Each of these paradigms requires distinct research priorities and funding strategies. The disease-centric model, for example, has long dominated biomedical research, driving advances in pathology-specific interventions. However, it has largely overlooked the interconnected biological mechanisms underlying multimorbidity. The second paradigm, focused on treating aging-related damage, calls for more translational and interdisciplinary research that bridges basic science with clinical applications. This includes the development of novel biomarkers for biological age and interventions that target shared molecular pathways. The third paradigm—preventing aging-related damage—demands a systemic shift toward predictive and preventative research, with an emphasis on multi-omic data, lifestyle interventions, and early-life interventions. Crucially, success in this third paradigm must be evaluated not by short-term clinical outcomes, but by its long-term impact on health and disease prevention (Figure 1).

The transition to these new paradigms of healthcare will also require a profound transformation in medical education. Traditional training focuses on organ systems and specific diseases, preparing clinicians to diagnose and treat diseases individually. However, this model is ill-suited to managing the complexity of multimorbidity and aging-related decline. The second paradigm, targeting aging- related damage, necessitates an integrative curriculum that incorporates geroscience, systems biology, and translational medicine. The third paradigm, which prioritizes prevention, demands a radical shift in medical education—embedding aging biology, healthspan extension, and lifestyle medicine at the core of training. Future physicians must be equipped not only to treat diseases, but to anticipate and prevent them by understanding the biological processes of aging.
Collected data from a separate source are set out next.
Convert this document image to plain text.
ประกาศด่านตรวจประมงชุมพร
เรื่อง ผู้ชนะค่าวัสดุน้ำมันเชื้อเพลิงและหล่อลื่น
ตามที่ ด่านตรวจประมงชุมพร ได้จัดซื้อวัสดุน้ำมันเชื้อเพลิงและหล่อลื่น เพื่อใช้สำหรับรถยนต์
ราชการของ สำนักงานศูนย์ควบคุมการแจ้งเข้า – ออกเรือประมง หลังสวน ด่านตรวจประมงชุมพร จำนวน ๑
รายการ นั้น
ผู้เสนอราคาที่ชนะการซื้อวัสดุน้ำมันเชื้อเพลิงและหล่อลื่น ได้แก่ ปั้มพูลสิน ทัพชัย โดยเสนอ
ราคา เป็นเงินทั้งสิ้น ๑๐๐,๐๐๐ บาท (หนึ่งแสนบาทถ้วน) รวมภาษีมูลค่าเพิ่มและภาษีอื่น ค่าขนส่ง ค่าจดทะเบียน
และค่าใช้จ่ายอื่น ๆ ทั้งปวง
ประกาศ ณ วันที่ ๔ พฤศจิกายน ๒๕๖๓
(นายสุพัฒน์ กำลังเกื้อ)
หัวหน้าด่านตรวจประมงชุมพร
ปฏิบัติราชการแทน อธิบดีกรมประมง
They will need to collaborate with data scientists, public health experts, and basic researchers to help shape a healthcare model that is predictive, preventive, and personalized.

The future of medicine lies in a proactive, mechanism-based approach that targets the biology of aging itself. By focusing on the shared biological underpinnings of chronic diseases, we can extend healthy longevity, improve quality of life, and reduce healthcare costs. Now, more than ever, we must invest in therapies that address aging directly—not just its consequences.